Le problème de la liberté religieuse reste insoluble quand on persiste (comme l'abbé Barthe et la FSSPX) à raisonner dans l'abstrait, sans même chercher à comprendre la nature spécifique (et instrinsèquement antichrétienne) de l'Etat moderne. On persiste naïvement à exiger quelque chose d'un appareil institutionnel qui s'est construit contre l'Eglise, en se présentant comme sauveur.
Tout comme Luc Perrin, vous refusez de voir la distinction entre doctrine et prudence politique.
Alors prenons un exemple :
- l'Etat moderne, de nature intrinsèquement antichrétienne, prône l'avortement. Doit-on persister naïvement à exiger de l'appareil institutionnel qui s'est construit contre l'Eglise qu'il écoute notre voix de "sauveur d'enfants" ?

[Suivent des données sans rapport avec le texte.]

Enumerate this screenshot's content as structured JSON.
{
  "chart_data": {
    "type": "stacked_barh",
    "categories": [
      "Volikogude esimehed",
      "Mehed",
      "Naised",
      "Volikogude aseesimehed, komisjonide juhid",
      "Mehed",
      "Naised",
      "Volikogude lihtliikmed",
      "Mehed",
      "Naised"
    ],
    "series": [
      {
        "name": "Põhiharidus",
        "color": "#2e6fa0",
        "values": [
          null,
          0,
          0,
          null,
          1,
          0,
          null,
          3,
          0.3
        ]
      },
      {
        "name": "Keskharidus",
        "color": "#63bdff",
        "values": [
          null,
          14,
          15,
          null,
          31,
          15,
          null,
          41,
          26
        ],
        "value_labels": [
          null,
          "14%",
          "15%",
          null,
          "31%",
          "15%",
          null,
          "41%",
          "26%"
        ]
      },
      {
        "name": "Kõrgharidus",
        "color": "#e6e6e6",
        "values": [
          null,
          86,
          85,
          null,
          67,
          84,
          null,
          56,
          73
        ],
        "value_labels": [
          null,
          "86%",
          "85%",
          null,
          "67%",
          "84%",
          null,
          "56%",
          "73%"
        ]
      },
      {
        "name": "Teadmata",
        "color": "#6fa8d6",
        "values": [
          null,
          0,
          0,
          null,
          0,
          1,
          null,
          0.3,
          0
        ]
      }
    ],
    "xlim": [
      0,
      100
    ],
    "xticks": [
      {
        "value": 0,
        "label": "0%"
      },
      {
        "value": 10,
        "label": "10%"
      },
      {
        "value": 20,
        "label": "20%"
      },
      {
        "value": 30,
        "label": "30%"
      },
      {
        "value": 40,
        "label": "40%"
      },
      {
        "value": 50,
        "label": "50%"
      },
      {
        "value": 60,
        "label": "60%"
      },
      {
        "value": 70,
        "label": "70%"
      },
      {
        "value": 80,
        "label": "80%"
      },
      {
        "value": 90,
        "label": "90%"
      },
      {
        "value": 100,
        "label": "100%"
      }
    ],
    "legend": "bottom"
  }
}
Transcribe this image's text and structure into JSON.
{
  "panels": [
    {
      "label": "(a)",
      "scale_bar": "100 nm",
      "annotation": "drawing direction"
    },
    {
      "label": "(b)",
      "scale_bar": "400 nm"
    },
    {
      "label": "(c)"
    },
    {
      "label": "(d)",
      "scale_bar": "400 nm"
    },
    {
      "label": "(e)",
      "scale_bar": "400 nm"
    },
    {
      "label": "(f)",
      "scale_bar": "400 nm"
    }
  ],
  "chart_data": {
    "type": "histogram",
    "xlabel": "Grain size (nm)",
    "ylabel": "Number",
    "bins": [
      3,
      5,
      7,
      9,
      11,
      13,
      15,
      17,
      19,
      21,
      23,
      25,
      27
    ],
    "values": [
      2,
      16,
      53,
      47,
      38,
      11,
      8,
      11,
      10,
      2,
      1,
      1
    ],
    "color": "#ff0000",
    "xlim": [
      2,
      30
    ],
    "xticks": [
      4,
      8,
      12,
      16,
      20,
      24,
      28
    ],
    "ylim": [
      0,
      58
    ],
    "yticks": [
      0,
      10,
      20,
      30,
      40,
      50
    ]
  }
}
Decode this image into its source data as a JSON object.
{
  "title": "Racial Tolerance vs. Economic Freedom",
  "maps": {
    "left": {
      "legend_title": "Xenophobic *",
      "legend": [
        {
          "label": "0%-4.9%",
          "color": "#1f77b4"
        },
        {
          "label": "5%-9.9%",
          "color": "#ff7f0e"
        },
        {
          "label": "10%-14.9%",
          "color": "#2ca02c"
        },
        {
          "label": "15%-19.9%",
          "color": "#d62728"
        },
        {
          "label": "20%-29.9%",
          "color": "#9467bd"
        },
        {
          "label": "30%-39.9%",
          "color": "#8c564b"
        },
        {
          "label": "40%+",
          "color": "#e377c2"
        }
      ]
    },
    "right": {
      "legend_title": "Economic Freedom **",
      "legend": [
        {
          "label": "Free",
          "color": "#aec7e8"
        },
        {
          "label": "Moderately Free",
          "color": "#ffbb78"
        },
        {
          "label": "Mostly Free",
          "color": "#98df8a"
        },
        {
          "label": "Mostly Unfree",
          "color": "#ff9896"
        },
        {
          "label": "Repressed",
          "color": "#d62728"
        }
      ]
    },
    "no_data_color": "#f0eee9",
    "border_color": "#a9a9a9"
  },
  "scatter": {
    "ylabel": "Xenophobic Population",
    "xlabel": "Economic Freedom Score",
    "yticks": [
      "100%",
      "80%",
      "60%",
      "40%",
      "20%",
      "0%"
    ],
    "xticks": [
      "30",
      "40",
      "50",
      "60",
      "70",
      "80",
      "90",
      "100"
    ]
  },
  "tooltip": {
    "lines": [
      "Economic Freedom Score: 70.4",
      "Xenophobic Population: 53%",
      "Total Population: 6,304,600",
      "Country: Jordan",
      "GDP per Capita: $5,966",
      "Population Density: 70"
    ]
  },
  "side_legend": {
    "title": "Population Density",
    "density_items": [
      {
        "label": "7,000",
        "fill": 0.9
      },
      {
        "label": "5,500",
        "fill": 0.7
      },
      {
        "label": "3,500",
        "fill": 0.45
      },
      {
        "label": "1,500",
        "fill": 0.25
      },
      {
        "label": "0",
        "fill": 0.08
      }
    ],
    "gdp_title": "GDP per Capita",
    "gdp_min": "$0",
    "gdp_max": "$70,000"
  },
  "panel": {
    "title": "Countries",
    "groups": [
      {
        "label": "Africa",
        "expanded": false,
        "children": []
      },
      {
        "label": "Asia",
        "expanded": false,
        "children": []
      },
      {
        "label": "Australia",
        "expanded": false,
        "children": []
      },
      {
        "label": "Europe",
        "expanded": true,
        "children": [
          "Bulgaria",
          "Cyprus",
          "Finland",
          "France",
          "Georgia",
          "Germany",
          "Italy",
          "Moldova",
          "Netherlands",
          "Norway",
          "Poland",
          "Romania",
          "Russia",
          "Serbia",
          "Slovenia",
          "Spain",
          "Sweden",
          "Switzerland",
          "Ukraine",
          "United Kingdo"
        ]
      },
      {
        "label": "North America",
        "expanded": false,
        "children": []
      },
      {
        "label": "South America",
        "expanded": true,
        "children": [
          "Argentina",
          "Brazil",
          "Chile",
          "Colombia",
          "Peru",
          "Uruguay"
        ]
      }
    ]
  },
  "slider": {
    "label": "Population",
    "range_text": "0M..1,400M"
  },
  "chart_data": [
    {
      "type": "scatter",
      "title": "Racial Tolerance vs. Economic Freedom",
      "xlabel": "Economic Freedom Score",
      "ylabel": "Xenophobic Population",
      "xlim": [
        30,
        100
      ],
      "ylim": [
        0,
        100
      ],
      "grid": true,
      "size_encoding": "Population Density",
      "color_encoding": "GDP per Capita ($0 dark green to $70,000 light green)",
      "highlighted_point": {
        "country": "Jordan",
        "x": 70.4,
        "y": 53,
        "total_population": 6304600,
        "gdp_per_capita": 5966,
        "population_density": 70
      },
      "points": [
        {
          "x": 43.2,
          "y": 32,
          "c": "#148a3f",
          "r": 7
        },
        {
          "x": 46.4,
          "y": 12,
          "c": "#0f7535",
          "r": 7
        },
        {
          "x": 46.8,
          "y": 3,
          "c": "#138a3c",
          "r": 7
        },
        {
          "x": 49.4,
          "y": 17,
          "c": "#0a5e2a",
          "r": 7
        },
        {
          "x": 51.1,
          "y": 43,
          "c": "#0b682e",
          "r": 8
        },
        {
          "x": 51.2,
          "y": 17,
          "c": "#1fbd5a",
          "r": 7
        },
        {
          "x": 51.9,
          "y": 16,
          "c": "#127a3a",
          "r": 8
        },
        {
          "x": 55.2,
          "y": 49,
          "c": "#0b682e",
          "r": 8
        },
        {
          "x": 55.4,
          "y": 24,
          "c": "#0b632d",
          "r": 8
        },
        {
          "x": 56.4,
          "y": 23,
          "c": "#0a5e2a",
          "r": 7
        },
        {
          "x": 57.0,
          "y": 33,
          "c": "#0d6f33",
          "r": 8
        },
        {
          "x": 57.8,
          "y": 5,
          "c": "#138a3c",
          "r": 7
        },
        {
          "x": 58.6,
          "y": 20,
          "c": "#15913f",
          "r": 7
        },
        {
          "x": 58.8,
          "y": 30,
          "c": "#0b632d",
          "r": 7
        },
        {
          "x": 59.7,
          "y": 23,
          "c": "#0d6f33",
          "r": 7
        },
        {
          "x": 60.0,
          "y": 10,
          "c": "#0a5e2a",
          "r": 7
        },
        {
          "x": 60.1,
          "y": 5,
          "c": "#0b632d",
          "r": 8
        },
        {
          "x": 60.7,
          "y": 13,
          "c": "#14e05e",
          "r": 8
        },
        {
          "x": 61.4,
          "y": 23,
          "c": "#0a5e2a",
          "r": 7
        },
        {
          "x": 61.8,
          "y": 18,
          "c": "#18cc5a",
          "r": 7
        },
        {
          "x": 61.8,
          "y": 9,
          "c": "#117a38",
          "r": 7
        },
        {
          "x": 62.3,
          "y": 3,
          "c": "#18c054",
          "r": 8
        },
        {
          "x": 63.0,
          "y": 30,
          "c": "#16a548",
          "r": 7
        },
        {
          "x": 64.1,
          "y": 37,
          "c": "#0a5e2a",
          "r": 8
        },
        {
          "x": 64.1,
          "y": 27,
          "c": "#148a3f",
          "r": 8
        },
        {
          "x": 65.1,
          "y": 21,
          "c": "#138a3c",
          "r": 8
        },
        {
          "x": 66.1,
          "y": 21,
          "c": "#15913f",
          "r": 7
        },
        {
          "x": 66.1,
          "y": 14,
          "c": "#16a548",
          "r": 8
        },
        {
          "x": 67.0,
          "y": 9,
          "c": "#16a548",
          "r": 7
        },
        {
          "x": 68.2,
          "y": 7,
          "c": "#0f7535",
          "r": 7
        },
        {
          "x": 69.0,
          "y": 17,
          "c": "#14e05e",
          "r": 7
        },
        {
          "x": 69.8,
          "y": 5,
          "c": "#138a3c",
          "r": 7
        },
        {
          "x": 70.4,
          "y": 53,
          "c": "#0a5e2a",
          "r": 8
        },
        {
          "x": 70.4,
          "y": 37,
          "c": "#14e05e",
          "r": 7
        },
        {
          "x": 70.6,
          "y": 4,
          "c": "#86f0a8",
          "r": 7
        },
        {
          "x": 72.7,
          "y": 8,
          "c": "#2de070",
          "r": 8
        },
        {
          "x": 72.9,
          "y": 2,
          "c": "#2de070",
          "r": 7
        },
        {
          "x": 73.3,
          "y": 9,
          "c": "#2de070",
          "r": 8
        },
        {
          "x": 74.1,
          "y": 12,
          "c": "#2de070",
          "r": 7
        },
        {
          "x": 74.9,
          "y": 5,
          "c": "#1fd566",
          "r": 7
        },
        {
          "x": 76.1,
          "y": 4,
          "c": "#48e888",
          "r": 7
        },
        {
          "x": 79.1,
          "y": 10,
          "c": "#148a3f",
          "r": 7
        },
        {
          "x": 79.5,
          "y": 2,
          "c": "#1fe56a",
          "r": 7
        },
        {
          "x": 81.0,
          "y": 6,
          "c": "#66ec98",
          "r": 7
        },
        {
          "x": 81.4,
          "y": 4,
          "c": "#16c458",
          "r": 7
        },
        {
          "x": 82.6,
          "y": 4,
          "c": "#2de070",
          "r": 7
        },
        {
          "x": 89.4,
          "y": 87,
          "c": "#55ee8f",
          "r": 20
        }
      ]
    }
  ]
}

L'exemple est-il un peu abrupt ? Prenons-en un autre.
- l'Etat moderne, de nature intrinsèquement antichrétienne, a légalisé les unions homosexuelles conclues par un PACS. Doit-on persister naïvement à exiger de l'appareil institutionnel qu'il abroge cela ?
Il y a d'une part la doctrine. Compte-tenu de la forme concrète que prennent les états modernes, et justement parce que ceux-ci sont intrinsèquement antichrétiens, cette doctrine reste malheureusement du domaine de l'abstrait. Mais c'est à déplorer ! Concrètement, il va falloir tolérer, faute de pouvoir faire changer les choses. Est-ce pour autant que toutes ces manifestations concrètes de l'antichristianisme de l'Etat fondent un droit à ces abus contre la morale et la doctrine catholique ??? Est-ce que parce que l'Etat est antichrétien, la doctrine catholique doit évoluer et admettre des principes antichrétiens ???